July is looking mighty slim, and that is a damn problem. I got one good call today, and that was to invite me to a group interview where I can fight with a room full of strangers for the chance to earn $10 an hour phone banking for a popular medical charity.
This is not what I wanted my life to be. I know, as few as five days ago, I was talking about how I’m empowered by my work, and how I don’t have to get my self-worth from my title or my income any more because “I know who I am now.” Well, that was last week.
This week I’m struggling not to slash wrists over here because all the hustle in the world isn’t helping me right now. I’m staring down some serious burn out because nothing gets accomplished, and in response to nothing getting accomplished, my idiot decision is always to work harder, eat worse, and sleep less. So I do, and guess what, it doesn’t fucking work!
I am a moron. I am a moron who is sitting at her shitty home office desk at 10 p.m., trying to catch the bugs that have become inexorably attracted to my computer screen, while I curse inwardly and wonder why I suck so much.
And yeah, I realize that there are slow times, and I realize that you have to do what you have to do in order to get by, because it doesn’t matter what you do, it matters how you do it, and in fact I actually have had some good times phone banking for causes I care about in the past, and I did that all for fun and for free and never had an aneurysm over what this meant about my career. Oh look, I care about sick people and relevant charities and the rights of gays to marry. I’m such a loser, what a dumb bitch.
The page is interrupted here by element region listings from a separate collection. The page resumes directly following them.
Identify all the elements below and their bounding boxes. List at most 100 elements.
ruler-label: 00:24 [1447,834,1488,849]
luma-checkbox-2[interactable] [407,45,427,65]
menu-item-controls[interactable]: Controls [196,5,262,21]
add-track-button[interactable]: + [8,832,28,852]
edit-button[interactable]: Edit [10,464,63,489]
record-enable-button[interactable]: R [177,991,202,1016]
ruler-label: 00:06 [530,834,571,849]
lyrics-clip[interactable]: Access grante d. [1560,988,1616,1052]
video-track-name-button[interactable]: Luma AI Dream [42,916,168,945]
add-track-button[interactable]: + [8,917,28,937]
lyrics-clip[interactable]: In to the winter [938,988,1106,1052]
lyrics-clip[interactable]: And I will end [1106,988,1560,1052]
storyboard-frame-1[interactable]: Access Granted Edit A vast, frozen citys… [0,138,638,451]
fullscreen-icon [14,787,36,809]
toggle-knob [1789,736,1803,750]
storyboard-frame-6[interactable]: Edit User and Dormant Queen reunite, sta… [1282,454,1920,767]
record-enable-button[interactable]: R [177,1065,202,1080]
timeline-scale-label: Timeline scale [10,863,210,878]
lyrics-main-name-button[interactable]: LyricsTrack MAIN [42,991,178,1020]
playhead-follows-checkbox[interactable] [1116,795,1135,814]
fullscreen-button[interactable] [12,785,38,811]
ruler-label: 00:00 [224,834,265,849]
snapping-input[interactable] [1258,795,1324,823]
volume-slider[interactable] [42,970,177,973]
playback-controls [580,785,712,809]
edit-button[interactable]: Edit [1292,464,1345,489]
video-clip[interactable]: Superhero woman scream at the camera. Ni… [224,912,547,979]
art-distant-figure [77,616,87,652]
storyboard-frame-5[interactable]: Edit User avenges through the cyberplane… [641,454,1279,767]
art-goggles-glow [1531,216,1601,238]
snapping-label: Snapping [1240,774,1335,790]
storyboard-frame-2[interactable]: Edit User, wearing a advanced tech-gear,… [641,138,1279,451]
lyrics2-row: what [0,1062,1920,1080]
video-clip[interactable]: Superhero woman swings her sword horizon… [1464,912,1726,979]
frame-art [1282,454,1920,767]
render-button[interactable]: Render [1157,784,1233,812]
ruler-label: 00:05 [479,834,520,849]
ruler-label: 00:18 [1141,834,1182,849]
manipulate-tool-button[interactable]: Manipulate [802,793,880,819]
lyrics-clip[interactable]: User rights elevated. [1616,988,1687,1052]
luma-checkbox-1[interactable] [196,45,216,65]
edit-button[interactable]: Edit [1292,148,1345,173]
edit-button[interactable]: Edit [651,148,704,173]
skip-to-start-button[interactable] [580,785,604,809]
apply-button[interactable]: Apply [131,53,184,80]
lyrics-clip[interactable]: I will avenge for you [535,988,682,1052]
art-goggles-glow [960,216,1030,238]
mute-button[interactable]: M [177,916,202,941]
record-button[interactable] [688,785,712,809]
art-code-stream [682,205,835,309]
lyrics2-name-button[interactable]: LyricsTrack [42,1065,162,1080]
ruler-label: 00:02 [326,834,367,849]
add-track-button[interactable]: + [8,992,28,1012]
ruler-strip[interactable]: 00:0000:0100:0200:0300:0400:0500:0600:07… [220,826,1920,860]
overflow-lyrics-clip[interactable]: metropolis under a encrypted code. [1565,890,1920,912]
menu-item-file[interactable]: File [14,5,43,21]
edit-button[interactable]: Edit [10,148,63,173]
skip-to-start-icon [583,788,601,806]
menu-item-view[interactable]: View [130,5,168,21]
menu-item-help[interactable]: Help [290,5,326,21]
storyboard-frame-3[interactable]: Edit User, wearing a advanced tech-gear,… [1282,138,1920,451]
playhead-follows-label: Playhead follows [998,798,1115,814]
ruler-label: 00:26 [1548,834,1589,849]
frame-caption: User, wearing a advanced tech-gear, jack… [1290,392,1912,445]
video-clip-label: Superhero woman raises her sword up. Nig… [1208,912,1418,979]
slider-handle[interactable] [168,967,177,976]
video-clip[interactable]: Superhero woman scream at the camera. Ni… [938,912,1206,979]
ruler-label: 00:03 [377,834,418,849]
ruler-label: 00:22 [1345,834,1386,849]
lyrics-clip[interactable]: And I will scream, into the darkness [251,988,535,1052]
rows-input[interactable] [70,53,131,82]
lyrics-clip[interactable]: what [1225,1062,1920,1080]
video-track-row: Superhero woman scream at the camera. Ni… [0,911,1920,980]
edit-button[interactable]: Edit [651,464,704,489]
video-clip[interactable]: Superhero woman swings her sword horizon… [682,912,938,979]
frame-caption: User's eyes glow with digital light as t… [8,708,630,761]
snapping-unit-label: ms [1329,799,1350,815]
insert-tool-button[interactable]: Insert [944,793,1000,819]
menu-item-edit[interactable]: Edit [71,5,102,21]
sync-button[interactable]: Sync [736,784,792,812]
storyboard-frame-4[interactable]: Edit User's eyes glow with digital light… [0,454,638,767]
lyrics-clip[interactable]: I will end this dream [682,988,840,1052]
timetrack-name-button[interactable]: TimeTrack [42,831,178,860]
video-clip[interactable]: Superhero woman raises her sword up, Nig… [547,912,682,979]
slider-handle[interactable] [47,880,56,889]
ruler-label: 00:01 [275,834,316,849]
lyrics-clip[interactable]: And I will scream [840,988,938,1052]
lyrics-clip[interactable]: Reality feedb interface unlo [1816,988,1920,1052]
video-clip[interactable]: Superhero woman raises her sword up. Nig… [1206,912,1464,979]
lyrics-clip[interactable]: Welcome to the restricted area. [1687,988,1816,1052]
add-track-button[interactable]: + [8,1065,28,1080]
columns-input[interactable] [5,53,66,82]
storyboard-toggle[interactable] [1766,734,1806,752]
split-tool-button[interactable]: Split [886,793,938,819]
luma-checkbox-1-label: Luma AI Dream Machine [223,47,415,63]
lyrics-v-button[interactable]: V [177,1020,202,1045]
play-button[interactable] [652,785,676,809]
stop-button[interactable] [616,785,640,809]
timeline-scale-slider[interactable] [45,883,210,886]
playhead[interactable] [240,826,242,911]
I guess I’m just bummed out because I wanted to think that I could get all the contracts I need to support myself, and I wanted to be this hot shot marketing maven, getting jobs on jobs on jobs, and this is so stupid. I told myself I’d wait until Friday to freak out about not getting enough July contracts, and I am definitely not going to get any contracts if I keep psyching myself out and wasting time worrying about shit that hasn’t even happened yet.
I just feel like I’m not doing enough, but I already know this about myself. There’s no such thing as enough with me. I’m not good at moderation. And I’m really not good with cutting myself some slack. Even if I do take that phone bank job, so what? If something better comes along, I’ll take that instead, but $10 an hour is better than no dollars an hour. I’ll just consider it cold call practice.
And cry myself to sleep every night for being a dumb failure who can’t keep her fucking business on track and who should just crawl in a hole and die. Maybe Ben can rent our office out as bedroom after I’m gone. He’d probably make more money from a room mate than he’ll ever see again being attached to me.
Okay, let’s hope this was enough bullshit to drown out the massive pity party I’ve been throwing myself all day long. On the one hand, I hate myself for having this problem. On the other, I hate myself for my obvious inability to man up and deal with it.
To make matters worse, Ben just came home with news that Safeway is hiring and I wanted to choke him. I’m such a tool. You know what people who work at Safeway have?! Fucking jobs. I am an asshole.